There are two case studies that vividly illustrate the importance of understanding the definitions of the policies that you are buying. In one case FOS did not upgrade a definition to a better one that the insurer had introduced more recently, in another the policy wording was upheld over the claimant’s doctor opinion of what a heart attack definition should be.

Equally there are case studies that emphasise the importance to insurers of the wording they use. In both policy conditions and on application forms, considering how an individual would interpret or understand words is key. One case centres on health at the time of renewing a policy. This process is notoriously poorly managed from both a customer and risk perspective, and the resulting decision in favour of the claimant stems from this.

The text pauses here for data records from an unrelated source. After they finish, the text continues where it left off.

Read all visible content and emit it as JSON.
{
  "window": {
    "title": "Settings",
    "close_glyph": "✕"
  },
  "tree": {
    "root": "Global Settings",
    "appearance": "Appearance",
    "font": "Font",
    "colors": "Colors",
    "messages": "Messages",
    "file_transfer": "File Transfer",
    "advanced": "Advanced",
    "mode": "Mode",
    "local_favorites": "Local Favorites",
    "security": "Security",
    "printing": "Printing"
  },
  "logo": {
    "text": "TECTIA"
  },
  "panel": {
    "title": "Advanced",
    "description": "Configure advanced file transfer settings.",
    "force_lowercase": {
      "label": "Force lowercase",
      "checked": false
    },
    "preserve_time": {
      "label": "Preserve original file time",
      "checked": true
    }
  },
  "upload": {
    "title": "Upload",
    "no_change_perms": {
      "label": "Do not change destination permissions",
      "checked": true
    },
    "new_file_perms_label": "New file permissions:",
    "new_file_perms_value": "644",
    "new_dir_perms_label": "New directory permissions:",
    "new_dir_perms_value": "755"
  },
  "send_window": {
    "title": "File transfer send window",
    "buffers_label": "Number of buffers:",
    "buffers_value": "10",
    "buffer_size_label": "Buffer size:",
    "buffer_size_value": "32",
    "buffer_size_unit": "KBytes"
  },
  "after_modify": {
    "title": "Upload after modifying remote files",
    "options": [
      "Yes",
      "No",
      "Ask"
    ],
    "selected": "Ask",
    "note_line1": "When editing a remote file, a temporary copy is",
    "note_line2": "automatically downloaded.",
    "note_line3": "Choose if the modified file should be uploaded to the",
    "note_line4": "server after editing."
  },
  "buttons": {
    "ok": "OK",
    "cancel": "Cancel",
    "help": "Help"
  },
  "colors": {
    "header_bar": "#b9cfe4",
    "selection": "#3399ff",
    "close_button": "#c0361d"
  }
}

Fortunately the final case study offered the chance to at least raise an eyebrow if not enter full tub thumping rage. The dispute around whether the claimant had met the definition of a heart attack was decided in the claimant’s favour, in part “bearing in mind it’s for insurers to prove that policy exclusions apply, rather than for customers to prove that they don’t”.

This logic doesn’t seem applicable to this case. When claiming for a heart attack of specified severity the burden should be on the customer to show that they have had the event rather than the insurer to show they have not. I do not believe this is relying on an exclusion, rather applying the policy wording.

Notwithstanding this, I commend this newsletter to customers, advisers and insurers alike. It successfully highlights the serious nature of what we all do and the importance of getting the details right at every step to prevent unpleasant surprises for individuals or companies further down the line.

All of this positivity means I don’t even mind needing to find a new topic to end meetings on in the future!